- Born: 18th century Elis, Greece
- Died: 19th century Greece
- Occupation: Writer

= Georgios Avgerinos =

Georgios Avgerinos (Greek: Γεώργιος Αυγερινός, 18th century – 19th century) was a Greek trader and leader or the Greek War of Independence of 1821.

==Biography==

He was a general leader of the Avgerinos family in which it ruled the main political view of a free Greece for up to a hundred years. The Avgerinos family descended from Avgerata in the island of Kefalonia in which they moved to the village of Douka in Elis. Later in 1770, after the destruction, the family relocated themselves to the city of Pyrgos.

Georgios Avgerinos appeared in 1778 as a secretary of the Turkish cattlers in Lalas and in Gastouni. He won the land over the Turks and sold his cattle in Zakynthos.

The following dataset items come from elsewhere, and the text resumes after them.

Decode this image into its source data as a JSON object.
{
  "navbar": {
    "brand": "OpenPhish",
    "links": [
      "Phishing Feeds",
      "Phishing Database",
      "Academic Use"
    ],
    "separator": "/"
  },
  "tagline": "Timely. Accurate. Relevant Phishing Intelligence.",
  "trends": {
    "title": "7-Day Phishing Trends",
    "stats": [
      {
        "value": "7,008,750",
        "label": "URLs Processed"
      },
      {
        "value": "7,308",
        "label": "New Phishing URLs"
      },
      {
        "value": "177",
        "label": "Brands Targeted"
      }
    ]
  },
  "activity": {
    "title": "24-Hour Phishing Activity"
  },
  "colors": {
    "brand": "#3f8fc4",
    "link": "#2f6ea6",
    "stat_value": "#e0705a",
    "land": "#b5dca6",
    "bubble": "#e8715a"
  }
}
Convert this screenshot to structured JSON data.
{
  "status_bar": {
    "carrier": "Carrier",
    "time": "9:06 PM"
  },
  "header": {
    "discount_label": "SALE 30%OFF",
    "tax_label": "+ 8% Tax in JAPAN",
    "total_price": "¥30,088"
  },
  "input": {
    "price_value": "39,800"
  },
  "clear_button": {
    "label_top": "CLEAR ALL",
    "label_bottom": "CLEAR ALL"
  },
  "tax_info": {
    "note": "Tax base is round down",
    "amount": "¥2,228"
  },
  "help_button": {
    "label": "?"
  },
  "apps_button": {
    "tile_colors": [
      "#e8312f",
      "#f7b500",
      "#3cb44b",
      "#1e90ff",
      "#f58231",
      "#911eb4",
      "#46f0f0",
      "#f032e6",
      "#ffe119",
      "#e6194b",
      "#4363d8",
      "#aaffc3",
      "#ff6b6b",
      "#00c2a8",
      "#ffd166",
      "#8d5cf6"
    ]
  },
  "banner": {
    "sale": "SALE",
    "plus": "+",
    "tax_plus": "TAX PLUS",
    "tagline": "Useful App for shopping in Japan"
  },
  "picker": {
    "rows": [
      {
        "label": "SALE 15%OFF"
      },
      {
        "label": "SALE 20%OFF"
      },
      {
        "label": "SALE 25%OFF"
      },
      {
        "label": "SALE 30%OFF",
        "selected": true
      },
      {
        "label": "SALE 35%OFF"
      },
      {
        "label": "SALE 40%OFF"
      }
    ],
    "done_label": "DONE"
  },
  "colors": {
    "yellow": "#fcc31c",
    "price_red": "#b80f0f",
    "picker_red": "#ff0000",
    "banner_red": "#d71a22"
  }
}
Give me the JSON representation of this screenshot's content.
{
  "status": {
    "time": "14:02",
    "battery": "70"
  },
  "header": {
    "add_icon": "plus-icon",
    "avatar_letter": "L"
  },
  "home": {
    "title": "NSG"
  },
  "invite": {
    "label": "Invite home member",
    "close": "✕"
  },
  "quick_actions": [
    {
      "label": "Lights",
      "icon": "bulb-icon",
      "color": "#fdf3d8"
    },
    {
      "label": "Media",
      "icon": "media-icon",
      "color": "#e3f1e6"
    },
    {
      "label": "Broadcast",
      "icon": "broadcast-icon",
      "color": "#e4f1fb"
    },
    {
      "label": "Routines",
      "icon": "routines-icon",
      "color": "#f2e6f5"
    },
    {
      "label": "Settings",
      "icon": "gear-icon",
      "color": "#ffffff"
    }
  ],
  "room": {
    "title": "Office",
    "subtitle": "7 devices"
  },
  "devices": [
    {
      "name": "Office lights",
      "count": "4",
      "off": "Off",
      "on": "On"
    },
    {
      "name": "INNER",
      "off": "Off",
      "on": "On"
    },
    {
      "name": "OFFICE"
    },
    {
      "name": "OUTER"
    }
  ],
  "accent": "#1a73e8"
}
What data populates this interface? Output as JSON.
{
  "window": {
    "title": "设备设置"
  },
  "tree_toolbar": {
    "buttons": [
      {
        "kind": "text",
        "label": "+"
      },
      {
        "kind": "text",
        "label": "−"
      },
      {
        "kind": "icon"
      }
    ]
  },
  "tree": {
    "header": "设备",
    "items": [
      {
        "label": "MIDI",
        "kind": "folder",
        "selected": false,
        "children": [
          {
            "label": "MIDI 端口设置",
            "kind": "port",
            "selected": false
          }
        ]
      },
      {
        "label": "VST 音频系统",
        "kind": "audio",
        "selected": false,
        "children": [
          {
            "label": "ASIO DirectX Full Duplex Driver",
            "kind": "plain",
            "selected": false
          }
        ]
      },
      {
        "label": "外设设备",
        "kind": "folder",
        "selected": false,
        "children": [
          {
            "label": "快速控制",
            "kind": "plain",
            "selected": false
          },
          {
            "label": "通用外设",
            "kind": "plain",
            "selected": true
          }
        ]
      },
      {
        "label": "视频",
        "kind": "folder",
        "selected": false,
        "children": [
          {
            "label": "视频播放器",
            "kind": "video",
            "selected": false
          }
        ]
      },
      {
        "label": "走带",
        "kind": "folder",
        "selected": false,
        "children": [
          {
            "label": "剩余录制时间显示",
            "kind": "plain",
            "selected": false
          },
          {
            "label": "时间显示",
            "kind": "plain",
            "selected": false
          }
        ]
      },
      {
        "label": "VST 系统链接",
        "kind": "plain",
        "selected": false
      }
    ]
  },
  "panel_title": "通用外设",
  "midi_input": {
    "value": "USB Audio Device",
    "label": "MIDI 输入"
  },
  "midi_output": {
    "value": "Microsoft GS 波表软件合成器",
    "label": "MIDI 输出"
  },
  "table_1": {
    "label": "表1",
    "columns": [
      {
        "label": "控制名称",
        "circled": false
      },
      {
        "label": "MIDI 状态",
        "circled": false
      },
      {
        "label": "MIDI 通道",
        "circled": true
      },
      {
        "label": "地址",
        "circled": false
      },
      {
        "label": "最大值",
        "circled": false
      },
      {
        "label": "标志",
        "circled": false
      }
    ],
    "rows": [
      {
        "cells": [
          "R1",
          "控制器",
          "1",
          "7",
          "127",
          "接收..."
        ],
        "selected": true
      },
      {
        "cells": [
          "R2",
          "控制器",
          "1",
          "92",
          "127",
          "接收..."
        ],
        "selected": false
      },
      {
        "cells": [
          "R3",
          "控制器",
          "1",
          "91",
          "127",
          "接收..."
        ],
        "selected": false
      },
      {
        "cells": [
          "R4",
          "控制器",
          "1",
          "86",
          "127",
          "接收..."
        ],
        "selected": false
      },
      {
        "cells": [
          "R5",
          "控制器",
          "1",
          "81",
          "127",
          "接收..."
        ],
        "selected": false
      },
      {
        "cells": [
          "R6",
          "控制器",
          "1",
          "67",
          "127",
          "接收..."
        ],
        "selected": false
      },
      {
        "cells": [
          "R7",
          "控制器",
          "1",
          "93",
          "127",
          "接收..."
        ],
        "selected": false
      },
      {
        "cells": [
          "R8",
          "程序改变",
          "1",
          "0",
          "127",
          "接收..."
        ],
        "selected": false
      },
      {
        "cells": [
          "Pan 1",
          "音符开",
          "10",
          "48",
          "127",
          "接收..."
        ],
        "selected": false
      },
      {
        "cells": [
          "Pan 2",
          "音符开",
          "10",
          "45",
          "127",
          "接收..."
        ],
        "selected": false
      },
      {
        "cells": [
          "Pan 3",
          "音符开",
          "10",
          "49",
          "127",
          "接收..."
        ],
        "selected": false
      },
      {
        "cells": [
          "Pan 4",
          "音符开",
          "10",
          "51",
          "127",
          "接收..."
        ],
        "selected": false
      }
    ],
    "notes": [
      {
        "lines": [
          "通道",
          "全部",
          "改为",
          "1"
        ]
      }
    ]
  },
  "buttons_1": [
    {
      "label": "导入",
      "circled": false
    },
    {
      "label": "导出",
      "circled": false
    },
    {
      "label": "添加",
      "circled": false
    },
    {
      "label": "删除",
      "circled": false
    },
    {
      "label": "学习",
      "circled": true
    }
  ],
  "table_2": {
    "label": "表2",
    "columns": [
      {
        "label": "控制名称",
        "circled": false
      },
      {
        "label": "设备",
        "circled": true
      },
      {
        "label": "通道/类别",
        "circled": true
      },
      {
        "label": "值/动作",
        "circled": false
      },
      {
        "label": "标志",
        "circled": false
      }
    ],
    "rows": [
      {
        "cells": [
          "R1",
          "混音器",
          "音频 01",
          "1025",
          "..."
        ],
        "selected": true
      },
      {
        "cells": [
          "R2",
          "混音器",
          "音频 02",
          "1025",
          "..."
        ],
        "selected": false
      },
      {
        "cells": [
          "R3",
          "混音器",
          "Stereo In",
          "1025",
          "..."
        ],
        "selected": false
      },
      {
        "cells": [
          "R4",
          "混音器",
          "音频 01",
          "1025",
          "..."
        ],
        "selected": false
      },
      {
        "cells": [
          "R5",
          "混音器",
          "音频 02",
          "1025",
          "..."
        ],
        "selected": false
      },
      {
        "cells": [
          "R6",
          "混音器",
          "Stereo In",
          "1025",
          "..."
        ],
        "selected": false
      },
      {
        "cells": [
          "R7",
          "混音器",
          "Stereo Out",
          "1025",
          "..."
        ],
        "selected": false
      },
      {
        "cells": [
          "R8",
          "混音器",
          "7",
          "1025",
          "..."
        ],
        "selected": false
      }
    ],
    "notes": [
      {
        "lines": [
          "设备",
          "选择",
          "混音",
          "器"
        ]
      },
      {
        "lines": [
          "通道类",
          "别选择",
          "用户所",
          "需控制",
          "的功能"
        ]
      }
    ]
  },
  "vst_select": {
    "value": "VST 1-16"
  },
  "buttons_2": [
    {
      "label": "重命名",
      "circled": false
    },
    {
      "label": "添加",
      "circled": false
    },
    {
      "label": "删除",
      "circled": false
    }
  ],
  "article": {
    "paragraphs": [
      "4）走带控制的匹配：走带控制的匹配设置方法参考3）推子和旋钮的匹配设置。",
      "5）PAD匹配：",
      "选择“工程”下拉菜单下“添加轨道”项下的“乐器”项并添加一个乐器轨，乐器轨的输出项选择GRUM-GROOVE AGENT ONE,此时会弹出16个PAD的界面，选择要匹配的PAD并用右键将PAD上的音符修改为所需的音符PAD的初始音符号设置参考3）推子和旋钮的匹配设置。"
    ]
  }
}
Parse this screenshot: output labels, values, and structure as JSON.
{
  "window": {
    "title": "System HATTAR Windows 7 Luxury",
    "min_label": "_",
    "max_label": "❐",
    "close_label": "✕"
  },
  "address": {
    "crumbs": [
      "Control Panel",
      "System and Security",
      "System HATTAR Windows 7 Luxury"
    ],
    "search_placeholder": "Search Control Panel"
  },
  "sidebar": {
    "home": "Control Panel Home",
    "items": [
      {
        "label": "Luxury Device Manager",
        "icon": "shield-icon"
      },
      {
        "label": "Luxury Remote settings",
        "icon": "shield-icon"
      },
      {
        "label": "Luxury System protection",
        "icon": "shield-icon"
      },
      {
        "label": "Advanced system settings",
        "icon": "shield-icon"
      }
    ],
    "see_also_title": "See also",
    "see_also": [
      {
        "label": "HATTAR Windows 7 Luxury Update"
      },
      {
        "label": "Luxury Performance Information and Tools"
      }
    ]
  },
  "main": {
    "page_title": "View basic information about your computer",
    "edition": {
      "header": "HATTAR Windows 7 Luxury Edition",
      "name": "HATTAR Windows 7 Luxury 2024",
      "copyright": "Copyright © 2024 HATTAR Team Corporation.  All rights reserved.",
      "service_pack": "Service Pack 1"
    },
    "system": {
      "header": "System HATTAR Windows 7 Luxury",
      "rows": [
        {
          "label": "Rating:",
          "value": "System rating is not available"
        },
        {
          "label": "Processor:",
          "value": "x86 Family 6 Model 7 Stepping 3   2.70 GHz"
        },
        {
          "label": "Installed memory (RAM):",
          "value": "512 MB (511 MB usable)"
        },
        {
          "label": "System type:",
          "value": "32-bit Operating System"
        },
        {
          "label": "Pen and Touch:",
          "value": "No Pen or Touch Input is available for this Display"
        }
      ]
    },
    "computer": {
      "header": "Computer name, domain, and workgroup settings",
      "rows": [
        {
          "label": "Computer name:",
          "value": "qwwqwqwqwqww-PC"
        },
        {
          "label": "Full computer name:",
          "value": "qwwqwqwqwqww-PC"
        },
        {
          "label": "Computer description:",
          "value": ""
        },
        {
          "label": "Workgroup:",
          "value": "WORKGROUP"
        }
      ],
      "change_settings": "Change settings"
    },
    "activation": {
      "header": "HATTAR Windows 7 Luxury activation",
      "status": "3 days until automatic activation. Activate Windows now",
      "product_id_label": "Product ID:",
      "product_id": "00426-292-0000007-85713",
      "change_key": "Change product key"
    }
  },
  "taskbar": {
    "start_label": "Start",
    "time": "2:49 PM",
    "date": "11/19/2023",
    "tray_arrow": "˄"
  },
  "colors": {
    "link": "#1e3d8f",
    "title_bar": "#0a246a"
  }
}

He defended several privileges for the area of Pyrgos and a small stadium that evolved with the main usage of the draining works of the fields of Gastouni. He defended that he elevation in one of the notable powerful people of Pyrgos where he devoted a large part of his estate for the revolutionary period. In 1807, he welcomed Theodoros Kolokotronis and visited Zante.

After the liberation of Greece, he withdrew from the political races of the press. His sons were Dimitrios Avgerinos, Agamemnon Avgerinos and Christodoulos.